The molecular basis of most
beta-thalassemia syndromes has been defined, while the spectrum of mutations causing
delta-thalassemia is not well characterized. In an attempt to identify such mutations, the region encompassing the
delta-globin gene from three Greek Cypriot families suspected of having
delta-thalassemia was amplified by polymerase chain reaction (PCR), and DNA sequence determined using an automated fluorescence-based sequencer. Four novel mutations were identified: a G----T change at
codon 27 that results in an
alanine to
serine change; a C----T change at
codon 116 converting
arginine to
cysteine; a T----C change at
codon 141 converting
leucine to
proline; and an AG----GG change at the consensus 3'-acceptor site in IVS-2. While the latter is clearly a thalassemic mutation, the low
hemoglobin A2 in the first three may be due to either decreased production or instability of the altered
delta-globin chain.
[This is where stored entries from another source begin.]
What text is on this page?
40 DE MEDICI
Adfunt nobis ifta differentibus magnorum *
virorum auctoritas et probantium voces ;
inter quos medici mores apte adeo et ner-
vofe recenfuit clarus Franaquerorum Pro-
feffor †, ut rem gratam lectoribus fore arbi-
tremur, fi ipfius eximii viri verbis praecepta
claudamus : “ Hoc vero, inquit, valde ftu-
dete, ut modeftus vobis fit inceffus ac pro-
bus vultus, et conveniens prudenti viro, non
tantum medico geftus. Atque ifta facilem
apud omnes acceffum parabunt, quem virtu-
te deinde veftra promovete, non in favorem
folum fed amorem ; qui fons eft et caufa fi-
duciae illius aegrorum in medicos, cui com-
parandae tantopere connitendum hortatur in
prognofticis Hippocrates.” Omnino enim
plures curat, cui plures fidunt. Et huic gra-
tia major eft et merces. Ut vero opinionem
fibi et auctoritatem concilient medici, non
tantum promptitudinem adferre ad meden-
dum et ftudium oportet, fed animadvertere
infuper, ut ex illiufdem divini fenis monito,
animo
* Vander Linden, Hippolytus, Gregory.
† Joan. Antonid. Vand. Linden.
All four mutations may be detected by PCR amplification of genomic
DNA followed by restriction
enzyme digestion. Two mutations abolish restriction sites while two create new cleavage sites. Screening for molecular defects that cause
delta-thalassemia or unstable
delta-globin by PCR amplification and restriction
enzyme digestion will lead to correct diagnosis of beta/
delta-thalassemia compound heterozygotes and improved genetic counseling.